Sarkozy voulait des résultats

« Malaise » mortel au commissariat de Marignane

Mis à jour le :15 mars 2004. Auteur : Marie Nennès.

Abdelkarim Aouad, 30 ans, est mort le 27 février après un séjour non recommandé au commissariat de Marignane. « Je connais les traces que laissent des coups de matraque », nous dit le frère de la victime après avoir vu le corps. Mais le procureur n’y croit pas.
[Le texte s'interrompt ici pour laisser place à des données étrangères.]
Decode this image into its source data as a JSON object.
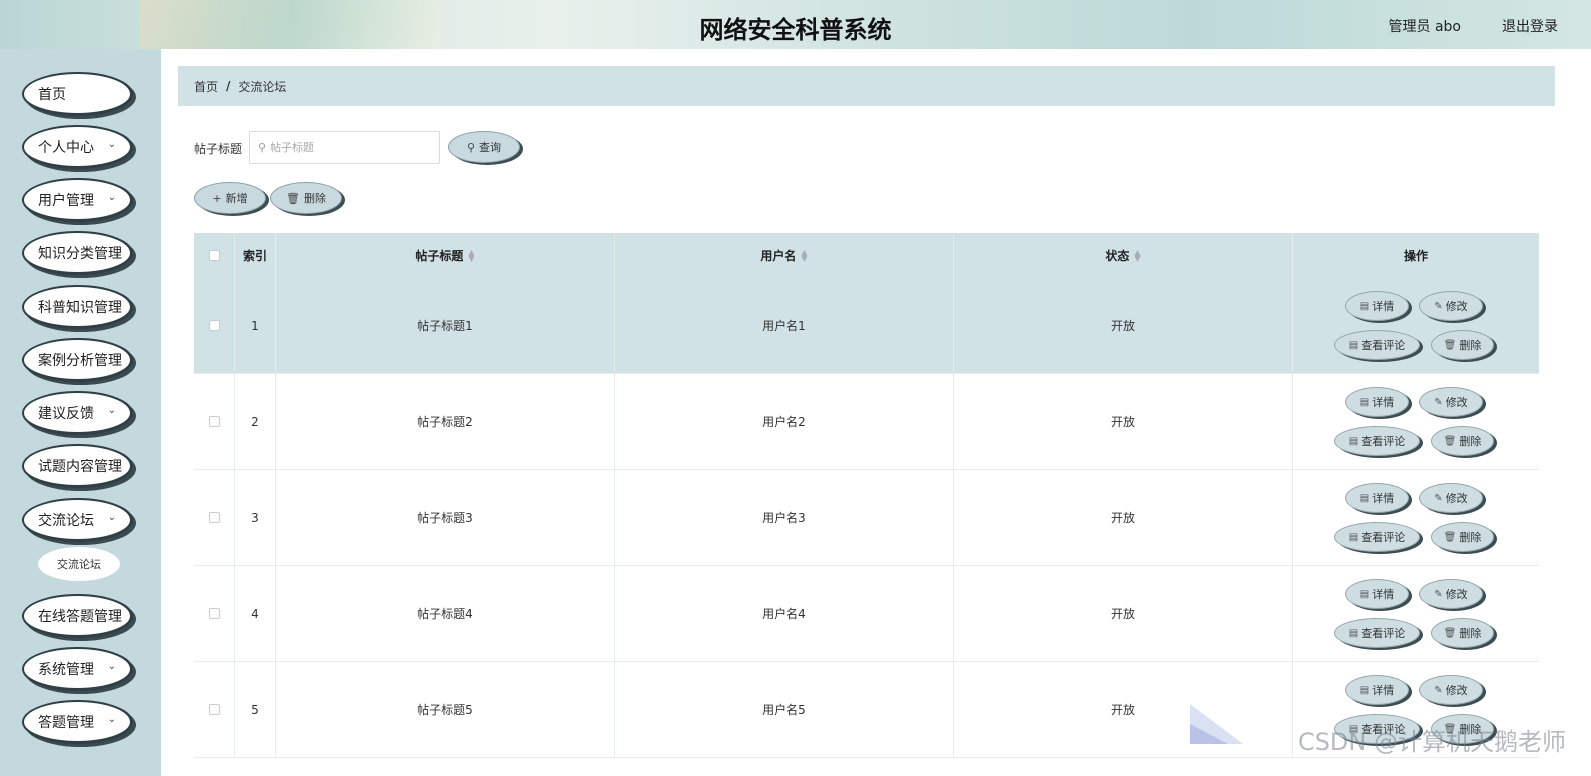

« Tant qu’on ne saura pas exactement ce qui s’est passé, on ne pourra pas faire notre deuil. Nous voulons comprendre ». Plein d’une colère froide, sans hausser un instant la voix, Nasser Aouad raconte le peu qu’il sait. Le 20 février, son frère, Abdelkarim, qui souffre depuis plusieurs années de problèmes psychiatriques, est retrouvé à un kilomètre de chez lui, dans le jardin d’une maison de Marignane qu’il prend pour la sienne. Le jeune homme est blessé à l’arcade sourcilière et tient des propos incohérents. Le propriétaire, ne sachant que faire, prévient la police. Les flics l’embarquent. Plus tard dans la soirée, les pompiers sont appelés au commissariat : ils découvrent dans une cellule Abdelkarim en arrêt cardiaque. Son corps porte des traces de coups. Ils le réaniment et le conduisent à l’hôpital Nord de Marseille. Il y est mort le 27 février sans avoir repris connaissance. Il allait avoir 31 ans. Que c’est-il passé dans les locaux du commissariat ? Comme toujours dans les cas de mort violente, des versions contradictoires circulent. Les flics affirment que les blessures de la victime étaient antérieures à son interpellation et qu’elle a fait un malaise. La famille, elle, soupçonne un passage à tabac et a donc porté plainte pour coups et blessures ayant entraîné la mort sans intention de la donner. Le parquet d’Aix-en-Provence a ouvert une information judiciaire - ça ne mange pas de pain - et saisi l’Inspection générale de la police nationale (IGPN), la fameuse « police des polices », ce qui en mange encore moins : il est en effet fort rare que l’IGPN salisse l’honneur de la maison.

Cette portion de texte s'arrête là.